Diaries, the Next Book: Fragmented Lives

I am scrunched into as small a ball as I can curl myself, the warm, scratchy wool coat rubs my back, the stale smell of worn shoes in my nose. I closed the door on myself to shut out the sounds coming from the kitchen. It’s dark, close and safe where I am. No one can see or hear my breathing, my thumping heart.

Pop is shouting, his words slurred and blurry to my ears. Mother is shouting back; her anger and accusations clear even though I don’t know all the words. The words are familiar; I catch one here and there that I don’t understand, but they use the same words every time. But their emotions don’t need words I know. I can feel the hurt, feel the passion even without understanding.

Pop was drinking again. He had been out until early morning, and his stumbling awoke us all. I wondered where he got the money to drink. We were always scrambling to garner enough money to pay rent. My older brother worked part-time at the packing houses–they were always looking for cheap labor—and he would give money to Mother to help out. I wished I were older so I could help more, but in the meantime, I just made myself as small as possible, to stay out of the way.

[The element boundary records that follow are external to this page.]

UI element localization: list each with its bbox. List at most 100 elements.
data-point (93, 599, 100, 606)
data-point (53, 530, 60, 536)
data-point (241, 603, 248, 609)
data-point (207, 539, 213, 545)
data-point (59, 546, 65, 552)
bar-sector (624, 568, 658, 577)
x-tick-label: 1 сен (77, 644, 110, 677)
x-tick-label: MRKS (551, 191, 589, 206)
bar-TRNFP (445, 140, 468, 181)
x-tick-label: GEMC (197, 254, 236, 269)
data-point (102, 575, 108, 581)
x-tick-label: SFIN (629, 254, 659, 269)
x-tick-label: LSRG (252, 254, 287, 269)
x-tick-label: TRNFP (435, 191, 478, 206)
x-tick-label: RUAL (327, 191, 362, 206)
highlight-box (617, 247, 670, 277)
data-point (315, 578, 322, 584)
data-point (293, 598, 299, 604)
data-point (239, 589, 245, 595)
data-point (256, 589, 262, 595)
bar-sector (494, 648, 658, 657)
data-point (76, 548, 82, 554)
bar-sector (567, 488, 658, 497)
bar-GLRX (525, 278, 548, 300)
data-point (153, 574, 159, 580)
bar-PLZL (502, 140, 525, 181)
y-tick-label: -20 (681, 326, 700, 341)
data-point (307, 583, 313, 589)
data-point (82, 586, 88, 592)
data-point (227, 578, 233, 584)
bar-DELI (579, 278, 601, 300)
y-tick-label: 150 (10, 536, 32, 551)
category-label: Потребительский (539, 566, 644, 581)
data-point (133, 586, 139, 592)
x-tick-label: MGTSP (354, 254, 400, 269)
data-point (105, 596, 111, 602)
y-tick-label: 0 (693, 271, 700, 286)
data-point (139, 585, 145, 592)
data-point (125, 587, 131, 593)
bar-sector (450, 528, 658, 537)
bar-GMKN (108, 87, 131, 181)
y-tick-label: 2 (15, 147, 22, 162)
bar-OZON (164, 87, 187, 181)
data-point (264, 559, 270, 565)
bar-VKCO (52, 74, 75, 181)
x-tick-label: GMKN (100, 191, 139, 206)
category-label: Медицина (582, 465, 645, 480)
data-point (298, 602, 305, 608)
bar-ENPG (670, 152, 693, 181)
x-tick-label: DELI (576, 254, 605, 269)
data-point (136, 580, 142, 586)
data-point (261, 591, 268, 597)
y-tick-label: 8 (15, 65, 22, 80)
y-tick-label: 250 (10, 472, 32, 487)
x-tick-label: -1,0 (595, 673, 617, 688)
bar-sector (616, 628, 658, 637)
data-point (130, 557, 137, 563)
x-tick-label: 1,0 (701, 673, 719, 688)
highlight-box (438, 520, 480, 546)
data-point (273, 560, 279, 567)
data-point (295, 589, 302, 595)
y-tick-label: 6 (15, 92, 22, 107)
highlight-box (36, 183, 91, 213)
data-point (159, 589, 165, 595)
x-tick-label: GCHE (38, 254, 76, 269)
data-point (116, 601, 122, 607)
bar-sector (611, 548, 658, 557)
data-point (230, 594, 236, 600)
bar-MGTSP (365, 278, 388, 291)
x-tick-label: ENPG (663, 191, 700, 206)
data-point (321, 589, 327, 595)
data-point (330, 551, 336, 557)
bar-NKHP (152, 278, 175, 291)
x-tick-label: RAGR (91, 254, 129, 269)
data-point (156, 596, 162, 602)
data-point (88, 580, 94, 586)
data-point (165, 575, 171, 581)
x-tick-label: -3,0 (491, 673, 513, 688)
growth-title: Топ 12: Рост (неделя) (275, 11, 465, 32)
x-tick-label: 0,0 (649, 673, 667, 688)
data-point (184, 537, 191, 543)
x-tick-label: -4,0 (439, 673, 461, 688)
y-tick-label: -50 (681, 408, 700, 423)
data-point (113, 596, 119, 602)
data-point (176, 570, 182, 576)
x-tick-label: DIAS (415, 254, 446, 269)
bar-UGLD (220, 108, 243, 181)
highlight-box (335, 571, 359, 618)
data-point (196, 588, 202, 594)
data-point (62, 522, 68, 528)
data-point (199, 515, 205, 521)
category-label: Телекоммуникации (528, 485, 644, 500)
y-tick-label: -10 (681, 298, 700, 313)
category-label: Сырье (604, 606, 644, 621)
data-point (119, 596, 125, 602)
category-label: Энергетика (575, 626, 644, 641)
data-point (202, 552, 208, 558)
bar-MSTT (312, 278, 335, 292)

Pop could be so nice. I loved sitting on his lap, he would tell me stories of the men he helped get jobs as they come to this new country. He helped mostly those coming from Hiroshima, the prefecture he came from, but sometimes he would help others who had no connections established. His family had sent him over to get an education. Instead, he found schooling in a foreign tongue too difficult, and the lure of the bottle too easy to resist. His education fell by the wayside, even though he used his street sense to get paid to help others and his command of English better than most compensated for his lack of steady work.

His family in Hiroshima was quite prominent, money made in trading goods. They were wealthy enough to send the second son to America and even though the oldest had wanted to go, he had to stay back to manage the property he was to inherit.

America wasn’t what he expected. Everyone was white and tall; those were the people in power. He had come from status, but here he was nothing—a nobody. And worse, a yellow nobody. The first drinks had dulled the pain, the shame. And later, the drinks dulled the shame of drinking.

Mother’s anger was understandable. She had several jobs to make ends meet. When Pop wouldn’t come home, she would have to fend for herself and us. She worked at the packing shed, the same place Ben would go, managed the boarding house we lived at which only meant she cooked and cleaned after the laborers who lived here with us; she would pick up odd jobs cleaning for others. Her English was worse than my dad’s, so she socialized mostly with the other Issei (first generation) ladies whose English was equally bad. She found herself home alone many evenings.

I excelled at school. I loved literature, my girlfriends, the picture of George Washington on the wall and the flag with 48 stars. In the morning we said the Pledge of Allegiance, we would have lunch in the big cafeteria, our bento boxes with rice balls and the smell of tsukemono (pickled vegetables) shouting out our Japanese-ness while the white girls would have their brown bag white bread sandwiches. After school some of us would play tennis or go to Japanese school at the Buddhist church. There were always movies and plays put on by the Japanese community. Movies were often from Japan, but we had the Hollywood movies, too.

At school I wouldn’t have to face Pop who might be the happy Pop that I loved, or the scary Pop who shouted at Mother—the Pop that I feared. School was a safe zone. Nothing extraordinary ever happened there. Every day was like the other, the routine safe, secure. Home was uncertain, a pot always on the verge of boiling over.

This was my life in 1934, in the little town of Guadalupe, California.